Tante Lillibit ist Mamas jüngere Schwester. Eigentlich heißt sie Elizabeth, aber jeder nennt sie nur Lillibit, nach dem Spitznamen, den Mama ihr als Kind gegeben hat. Oma wohnt bei ihr in der Nähe von Asheville, macht ihre Wäsche und putzt. Tante Lillibit scheint irgendwie immer krank zu sein. Als Kind begann Tante Lillibit zu keuchen, wenn sie gerannt ist. Der Doktor sagte, sie würde nicht lange leben, wenn sie es übertreibe, und deshalb hat sie es von diesem Tag an untertrieben. Und sie lebt immer noch. Mama und sie sind nie gut miteinander ausgekommen, weil Mama fand, dass Oma sie total verziehen würde. Daher meidet Mama die beiden auch seitdem ich denken kann. Oma hat uns früher ein paar Mal besucht, aber wenn ich die Augen zumache, kann ich mich nicht mehr erinnern, wie sie aussieht, so lange ist es schon her.
Aber da mir nichts Besseres einfällt, halte ich an der Idee fest.

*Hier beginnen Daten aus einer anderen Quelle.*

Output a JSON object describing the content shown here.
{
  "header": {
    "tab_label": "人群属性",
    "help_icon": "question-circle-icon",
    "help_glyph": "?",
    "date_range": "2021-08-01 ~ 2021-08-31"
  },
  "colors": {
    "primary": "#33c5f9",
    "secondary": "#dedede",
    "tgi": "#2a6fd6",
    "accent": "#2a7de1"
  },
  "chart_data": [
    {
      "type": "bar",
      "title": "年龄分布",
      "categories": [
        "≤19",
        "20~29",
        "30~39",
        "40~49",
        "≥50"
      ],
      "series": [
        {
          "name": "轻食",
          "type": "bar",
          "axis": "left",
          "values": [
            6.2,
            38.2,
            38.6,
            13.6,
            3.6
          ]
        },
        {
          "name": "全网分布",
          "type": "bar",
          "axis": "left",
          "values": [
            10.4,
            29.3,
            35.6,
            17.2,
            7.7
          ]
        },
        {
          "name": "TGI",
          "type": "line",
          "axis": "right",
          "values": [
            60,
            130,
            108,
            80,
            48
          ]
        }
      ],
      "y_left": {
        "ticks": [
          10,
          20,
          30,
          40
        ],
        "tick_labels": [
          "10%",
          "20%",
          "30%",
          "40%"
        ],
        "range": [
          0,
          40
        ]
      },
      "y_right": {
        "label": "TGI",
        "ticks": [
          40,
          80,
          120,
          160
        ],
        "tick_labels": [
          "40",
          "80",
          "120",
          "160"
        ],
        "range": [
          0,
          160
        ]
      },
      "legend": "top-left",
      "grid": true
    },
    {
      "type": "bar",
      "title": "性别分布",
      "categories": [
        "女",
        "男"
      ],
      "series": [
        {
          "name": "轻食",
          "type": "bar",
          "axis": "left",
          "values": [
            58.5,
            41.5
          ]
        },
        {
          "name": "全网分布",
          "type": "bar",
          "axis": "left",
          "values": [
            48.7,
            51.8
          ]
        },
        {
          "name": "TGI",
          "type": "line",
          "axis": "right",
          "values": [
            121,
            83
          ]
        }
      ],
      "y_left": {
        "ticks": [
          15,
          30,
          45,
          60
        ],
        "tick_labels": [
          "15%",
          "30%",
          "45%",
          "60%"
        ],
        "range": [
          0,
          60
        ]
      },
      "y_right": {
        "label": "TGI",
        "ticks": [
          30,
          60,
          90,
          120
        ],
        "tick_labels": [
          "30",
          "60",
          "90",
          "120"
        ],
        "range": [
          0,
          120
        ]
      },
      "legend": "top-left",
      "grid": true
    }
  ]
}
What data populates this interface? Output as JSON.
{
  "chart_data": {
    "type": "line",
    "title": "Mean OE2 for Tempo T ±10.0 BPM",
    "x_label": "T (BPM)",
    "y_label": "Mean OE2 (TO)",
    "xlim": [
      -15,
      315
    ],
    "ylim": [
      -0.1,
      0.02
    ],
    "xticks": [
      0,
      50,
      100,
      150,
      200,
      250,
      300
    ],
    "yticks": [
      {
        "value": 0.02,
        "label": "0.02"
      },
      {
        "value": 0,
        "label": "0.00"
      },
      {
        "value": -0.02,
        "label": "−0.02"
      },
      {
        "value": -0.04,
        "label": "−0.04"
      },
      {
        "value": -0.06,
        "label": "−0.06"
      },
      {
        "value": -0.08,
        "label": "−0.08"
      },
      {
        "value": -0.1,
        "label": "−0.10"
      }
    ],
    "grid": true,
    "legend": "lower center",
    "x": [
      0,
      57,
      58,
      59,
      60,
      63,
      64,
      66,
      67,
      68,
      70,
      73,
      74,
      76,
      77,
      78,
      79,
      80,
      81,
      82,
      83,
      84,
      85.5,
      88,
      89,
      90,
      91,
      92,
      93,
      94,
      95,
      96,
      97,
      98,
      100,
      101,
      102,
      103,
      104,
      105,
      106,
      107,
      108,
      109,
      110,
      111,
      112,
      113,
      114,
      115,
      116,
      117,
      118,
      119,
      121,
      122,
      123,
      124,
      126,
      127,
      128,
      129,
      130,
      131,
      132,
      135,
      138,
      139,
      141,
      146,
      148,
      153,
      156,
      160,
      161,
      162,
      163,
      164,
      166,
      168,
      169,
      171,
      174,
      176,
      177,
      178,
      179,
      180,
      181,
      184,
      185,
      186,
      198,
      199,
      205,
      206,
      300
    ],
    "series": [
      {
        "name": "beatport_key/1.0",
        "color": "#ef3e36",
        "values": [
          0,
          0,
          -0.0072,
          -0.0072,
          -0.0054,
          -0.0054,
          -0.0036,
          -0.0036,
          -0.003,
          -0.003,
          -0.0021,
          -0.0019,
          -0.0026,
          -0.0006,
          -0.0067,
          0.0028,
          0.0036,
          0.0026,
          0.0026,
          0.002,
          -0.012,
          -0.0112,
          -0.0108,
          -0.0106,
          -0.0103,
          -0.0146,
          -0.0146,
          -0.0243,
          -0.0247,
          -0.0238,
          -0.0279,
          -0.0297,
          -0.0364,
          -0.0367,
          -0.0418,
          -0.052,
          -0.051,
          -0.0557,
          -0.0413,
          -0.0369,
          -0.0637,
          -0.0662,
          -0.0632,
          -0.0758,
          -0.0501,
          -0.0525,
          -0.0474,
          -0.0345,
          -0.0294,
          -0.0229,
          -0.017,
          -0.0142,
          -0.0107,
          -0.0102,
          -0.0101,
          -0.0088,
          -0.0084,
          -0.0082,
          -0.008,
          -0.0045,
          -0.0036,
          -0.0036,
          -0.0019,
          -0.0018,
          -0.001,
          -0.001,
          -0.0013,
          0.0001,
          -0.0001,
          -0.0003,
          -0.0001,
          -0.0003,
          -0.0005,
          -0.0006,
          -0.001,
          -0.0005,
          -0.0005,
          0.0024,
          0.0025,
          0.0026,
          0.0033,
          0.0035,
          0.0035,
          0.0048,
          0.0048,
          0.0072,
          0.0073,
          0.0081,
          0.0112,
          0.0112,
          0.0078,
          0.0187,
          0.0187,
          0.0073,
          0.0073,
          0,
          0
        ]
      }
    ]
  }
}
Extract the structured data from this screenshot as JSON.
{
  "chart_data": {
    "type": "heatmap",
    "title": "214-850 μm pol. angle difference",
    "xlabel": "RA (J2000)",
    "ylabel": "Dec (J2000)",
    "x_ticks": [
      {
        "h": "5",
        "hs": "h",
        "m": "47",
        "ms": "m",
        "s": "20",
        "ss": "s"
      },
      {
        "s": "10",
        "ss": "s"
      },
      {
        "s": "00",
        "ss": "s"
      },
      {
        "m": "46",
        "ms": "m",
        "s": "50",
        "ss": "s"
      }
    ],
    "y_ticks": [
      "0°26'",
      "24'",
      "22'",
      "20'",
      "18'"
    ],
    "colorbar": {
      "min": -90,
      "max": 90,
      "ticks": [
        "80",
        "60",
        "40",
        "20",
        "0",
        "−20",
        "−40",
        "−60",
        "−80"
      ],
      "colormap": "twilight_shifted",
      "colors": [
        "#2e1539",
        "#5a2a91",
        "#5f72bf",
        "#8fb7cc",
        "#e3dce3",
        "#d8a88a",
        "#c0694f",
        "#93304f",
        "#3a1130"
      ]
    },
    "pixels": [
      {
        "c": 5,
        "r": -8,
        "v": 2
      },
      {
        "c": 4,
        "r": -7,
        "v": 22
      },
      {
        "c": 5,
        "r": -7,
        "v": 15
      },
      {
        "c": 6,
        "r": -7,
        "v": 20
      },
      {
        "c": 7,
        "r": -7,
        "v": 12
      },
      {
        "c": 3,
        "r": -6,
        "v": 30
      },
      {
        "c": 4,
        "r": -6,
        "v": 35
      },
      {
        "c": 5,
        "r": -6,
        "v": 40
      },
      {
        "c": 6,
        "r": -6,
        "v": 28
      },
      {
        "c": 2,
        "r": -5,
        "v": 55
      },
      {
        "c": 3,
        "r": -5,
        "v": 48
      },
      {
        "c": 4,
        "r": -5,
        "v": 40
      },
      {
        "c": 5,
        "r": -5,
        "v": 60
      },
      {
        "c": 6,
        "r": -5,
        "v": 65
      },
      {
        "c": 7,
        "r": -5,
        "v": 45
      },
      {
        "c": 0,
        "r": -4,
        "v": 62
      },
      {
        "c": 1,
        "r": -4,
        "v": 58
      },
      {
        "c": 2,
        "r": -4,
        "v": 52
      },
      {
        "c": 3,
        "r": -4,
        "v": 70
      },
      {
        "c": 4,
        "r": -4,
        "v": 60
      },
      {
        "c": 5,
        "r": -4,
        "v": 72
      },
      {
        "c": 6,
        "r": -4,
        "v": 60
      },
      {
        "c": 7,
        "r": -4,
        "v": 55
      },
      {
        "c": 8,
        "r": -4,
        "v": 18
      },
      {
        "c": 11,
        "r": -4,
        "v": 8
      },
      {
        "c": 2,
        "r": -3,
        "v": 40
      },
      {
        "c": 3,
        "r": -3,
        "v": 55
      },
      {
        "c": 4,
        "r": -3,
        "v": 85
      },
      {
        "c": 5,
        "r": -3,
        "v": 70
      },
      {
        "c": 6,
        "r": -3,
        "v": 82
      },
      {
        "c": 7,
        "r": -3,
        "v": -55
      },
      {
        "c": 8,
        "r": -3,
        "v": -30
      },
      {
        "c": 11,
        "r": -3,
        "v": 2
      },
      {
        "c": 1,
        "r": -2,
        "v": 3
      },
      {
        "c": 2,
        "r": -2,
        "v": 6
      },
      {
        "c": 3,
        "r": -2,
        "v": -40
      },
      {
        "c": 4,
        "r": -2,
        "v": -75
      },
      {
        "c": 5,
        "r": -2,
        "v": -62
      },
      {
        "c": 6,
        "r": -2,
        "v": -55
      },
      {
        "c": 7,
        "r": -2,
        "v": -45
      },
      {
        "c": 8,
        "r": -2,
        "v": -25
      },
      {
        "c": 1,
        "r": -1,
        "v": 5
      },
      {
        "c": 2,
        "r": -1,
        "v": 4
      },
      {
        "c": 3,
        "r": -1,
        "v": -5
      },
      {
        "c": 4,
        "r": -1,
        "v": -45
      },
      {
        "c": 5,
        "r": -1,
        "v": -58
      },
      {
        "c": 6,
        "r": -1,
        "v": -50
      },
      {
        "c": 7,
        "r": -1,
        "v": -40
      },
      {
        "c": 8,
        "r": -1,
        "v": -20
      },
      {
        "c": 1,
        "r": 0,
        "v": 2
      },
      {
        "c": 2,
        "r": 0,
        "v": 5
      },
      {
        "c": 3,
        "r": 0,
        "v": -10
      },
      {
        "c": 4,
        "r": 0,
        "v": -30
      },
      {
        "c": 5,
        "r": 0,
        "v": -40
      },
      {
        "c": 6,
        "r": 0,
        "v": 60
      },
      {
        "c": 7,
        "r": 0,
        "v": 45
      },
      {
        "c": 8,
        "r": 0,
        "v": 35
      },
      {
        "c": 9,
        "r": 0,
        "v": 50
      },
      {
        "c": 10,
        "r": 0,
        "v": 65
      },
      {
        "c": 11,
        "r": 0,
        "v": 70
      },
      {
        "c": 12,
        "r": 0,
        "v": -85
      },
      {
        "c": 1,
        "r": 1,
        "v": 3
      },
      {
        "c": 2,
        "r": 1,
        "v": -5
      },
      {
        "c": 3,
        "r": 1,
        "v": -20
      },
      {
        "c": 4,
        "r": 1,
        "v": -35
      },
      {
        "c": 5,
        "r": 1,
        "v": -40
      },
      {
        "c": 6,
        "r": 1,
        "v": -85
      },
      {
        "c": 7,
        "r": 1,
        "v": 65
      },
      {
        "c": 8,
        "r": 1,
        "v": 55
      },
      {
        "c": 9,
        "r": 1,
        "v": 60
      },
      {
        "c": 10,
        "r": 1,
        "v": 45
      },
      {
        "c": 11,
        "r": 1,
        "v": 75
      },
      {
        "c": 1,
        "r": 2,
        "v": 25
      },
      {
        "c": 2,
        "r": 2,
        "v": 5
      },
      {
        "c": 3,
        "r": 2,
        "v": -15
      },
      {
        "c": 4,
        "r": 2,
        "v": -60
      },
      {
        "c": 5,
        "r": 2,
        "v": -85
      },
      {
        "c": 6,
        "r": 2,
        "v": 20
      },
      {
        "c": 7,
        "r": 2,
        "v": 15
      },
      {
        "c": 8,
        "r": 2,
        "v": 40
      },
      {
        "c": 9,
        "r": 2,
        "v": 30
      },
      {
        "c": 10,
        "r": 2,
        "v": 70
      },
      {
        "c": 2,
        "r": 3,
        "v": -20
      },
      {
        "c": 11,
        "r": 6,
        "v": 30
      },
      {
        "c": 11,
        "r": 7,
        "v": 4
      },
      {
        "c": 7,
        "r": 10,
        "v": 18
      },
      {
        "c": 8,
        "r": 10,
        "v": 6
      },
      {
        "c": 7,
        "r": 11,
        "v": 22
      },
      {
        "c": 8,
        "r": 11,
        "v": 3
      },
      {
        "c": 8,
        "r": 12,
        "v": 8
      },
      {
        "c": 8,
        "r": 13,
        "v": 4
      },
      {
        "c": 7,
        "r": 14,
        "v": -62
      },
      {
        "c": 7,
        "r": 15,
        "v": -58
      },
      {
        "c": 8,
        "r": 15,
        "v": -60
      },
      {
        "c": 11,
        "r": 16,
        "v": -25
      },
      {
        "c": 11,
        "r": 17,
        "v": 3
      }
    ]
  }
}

“Oma könnte Mama doch genauso helfen wie Tante Lillibit. Und ich wette, Mama würde es dann viel besser gehen”, sage ich. Emmas Wunde hat aufgehört zu bluten, aber wenn man genau hinschaut, kann man eine große Beule auf ihrem Kopf sehen.
“Das mach’ ich. Ich werde ihr schreiben.”
“Wo willst du eine Briefmarke herbekommen?”
“Ich frage Mr. Wilson, wo die Post ist, und dann kaufe ich eine, Dummerchen. So geht das, wenn man was wegschicken will. Man geht zur Post.”
“Und ihre Adresse? Du weißt doch nicht, wo sie wohnt.”
“Ich weiß auf jeden Fall, dass sie in der Sycamore Street wohnt. Das hat sie nämlich immer wieder gesagt. Die Hausnummer weiß ich nicht, aber Avery Creek ist ein kleiner Ort – der Postbote wird das schon wissen.”